Ondansetron 4 to 8 mg IV or IM; 8 mg ODT or orally; every 4 to 8 hours as needed
  • Nausea, vomiting.
Diphenhydramine 50 mg IV, IM, or orally every 6 hours as needed
Hydroxyzine 50 to 100 mg IM or orally every 6 hours as needed
Loperamide 4 mg orally, followed by 2 mg every loose stool; maximum: 16 mg/24 hours
  • Diarrhea, stomach cramps.
Octreotide 50 micrograms SUBQ every 6 hours as needed
Bismuth subsalicylate 524 mg orally every 30 to 60 minutes as needed; maximum 4200 mg/24 hours
Acetaminophen 650 to 1000 mg orally every 4 to 6 hours as needed; maximum 4000 mg/24 hours
  • Pain, myalgia.
Ibuprofen 600 mg orally every 6 to 8 hours as needed; maximum 2400 mg/24 hours
Baclofen 5 to 10 mg orally up to three times per day
  • Muscle cramping.
For additional information on managing symptoms of withdrawal in patients cared for in a non-emergency setting, refer to the UpToDate topics discussing treatment of opioid use disorder. The approach to treatment of iatrogenic withdrawal (eg, weaning from prolonged opioid infusions) is reviewed separately; refer to UpToDate topic reviews of opioid withdrawal in critically ill patients.
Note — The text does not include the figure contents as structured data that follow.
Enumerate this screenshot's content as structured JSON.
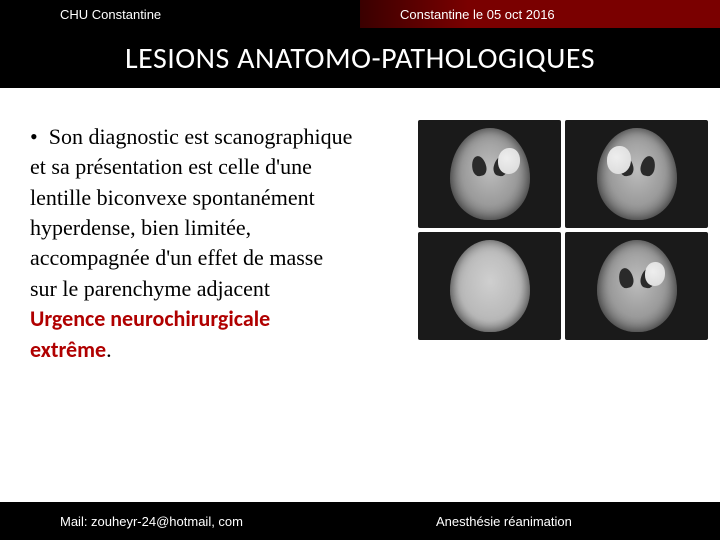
{
  "header": {
    "left": "CHU Constantine",
    "right": "Constantine le  05 oct 2016"
  },
  "title": "LESIONS ANATOMO-PATHOLOGIQUES",
  "body": {
    "line1": "Son diagnostic est scanographique",
    "line2": "et sa présentation est celle d'une",
    "line3": "lentille biconvexe spontanément",
    "line4": "hyperdense, bien limitée,",
    "line5": " accompagnée d'un effet de masse",
    "line6": "sur le parenchyme adjacent",
    "urgent1": "Urgence neurochirurgicale",
    "urgent2": "extrême",
    "period": "."
  },
  "footer": {
    "left": "Mail: zouheyr-24@hotmail, com",
    "right": "Anesthésie réanimation"
  },
  "colors": {
    "accent": "#7a0000",
    "urgent": "#b00000",
    "bg": "#ffffff",
    "bar": "#000000"
  },
  "scan_image": {
    "type": "medical-scan-grid",
    "rows": 2,
    "cols": 2,
    "description": "CT brain axial slices showing biconvex hyperdense extradural hematoma",
    "cell_bg": "#1a1a1a",
    "tissue_gray": "#9a9a9a",
    "lesion_color": "#e8e8e8"
  }
}
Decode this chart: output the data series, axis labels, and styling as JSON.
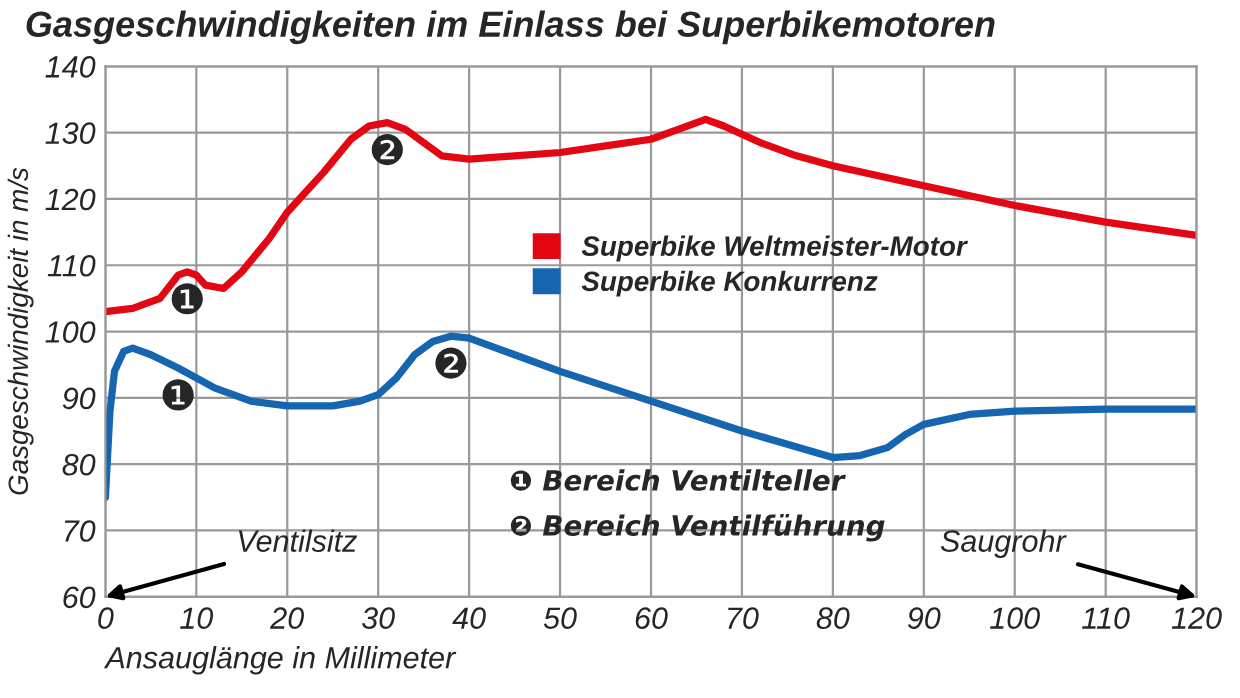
{
  "chart_data": {
    "type": "line",
    "title": "Gasgeschwindigkeiten im Einlass bei Superbikemotoren",
    "xlabel": "Ansauglänge in Millimeter",
    "ylabel": "Gasgeschwindigkeit in m/s",
    "xlim": [
      0,
      120
    ],
    "xticks": [
      0,
      10,
      20,
      30,
      40,
      50,
      60,
      70,
      80,
      90,
      100,
      110,
      120
    ],
    "ylim": [
      60,
      140
    ],
    "yticks": [
      60,
      70,
      80,
      90,
      100,
      110,
      120,
      130,
      140
    ],
    "grid": true,
    "legend": "center",
    "marker": "none",
    "line_style": "solid",
    "series": [
      {
        "name": "Superbike Weltmeister-Motor",
        "color": "#e30613",
        "x": [
          0,
          3,
          6,
          8,
          9,
          10,
          11,
          13,
          15,
          18,
          20,
          24,
          27,
          29,
          31,
          33,
          35,
          37,
          40,
          45,
          50,
          55,
          60,
          63,
          66,
          68,
          72,
          76,
          80,
          90,
          100,
          110,
          120
        ],
        "values": [
          103,
          103.5,
          105,
          108.5,
          109,
          108.5,
          107,
          106.5,
          109,
          114,
          118,
          124,
          129,
          131,
          131.5,
          130.5,
          128.5,
          126.5,
          126,
          126.5,
          127,
          128,
          129,
          130.5,
          132,
          131,
          128.5,
          126.5,
          125,
          122,
          119,
          116.5,
          114.5
        ]
      },
      {
        "name": "Superbike Konkurrenz",
        "color": "#1565b0",
        "x": [
          0,
          0.5,
          1,
          2,
          3,
          5,
          8,
          12,
          16,
          20,
          25,
          28,
          30,
          32,
          34,
          36,
          38,
          40,
          45,
          50,
          60,
          70,
          75,
          80,
          83,
          86,
          88,
          90,
          95,
          100,
          110,
          120
        ],
        "values": [
          75,
          88,
          94,
          97,
          97.5,
          96.5,
          94.5,
          91.5,
          89.5,
          88.8,
          88.8,
          89.5,
          90.5,
          93,
          96.5,
          98.5,
          99.3,
          99,
          96.5,
          94,
          89.5,
          85,
          83,
          81,
          81.3,
          82.5,
          84.5,
          86,
          87.5,
          88,
          88.3,
          88.3
        ]
      }
    ],
    "annotations": [
      {
        "text": "❶",
        "x": 9,
        "y": 109
      },
      {
        "text": "❷",
        "x": 31,
        "y": 131.5
      },
      {
        "text": "❶",
        "x": 8,
        "y": 94.5
      },
      {
        "text": "❷",
        "x": 38,
        "y": 99.3
      },
      "❶ Bereich Ventilteller",
      "❷ Bereich Ventilführung",
      "Ventilsitz",
      "Saugrohr"
    ]
  }
}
IM: intramuscular; ECG: electrocardiogram; COWS: Clinical Opiate Withdrawal Scale; IV: intravenous; SUBQ: subcutaneous; SL: sublingual; ODT: orally disintegrating tablet.

* Opioids are generally more effective than non-opioid adjunctive medications and should be offered to patients with opioid withdrawal. Refer to UpToDate topics on opioid withdrawal in adults.

¶ Buprenorphine buccal film has greater bioavailability compared with sublingual tablets and film. 450 mcg buccal buprenorphine ≈ 1 mg SL buprenorphine.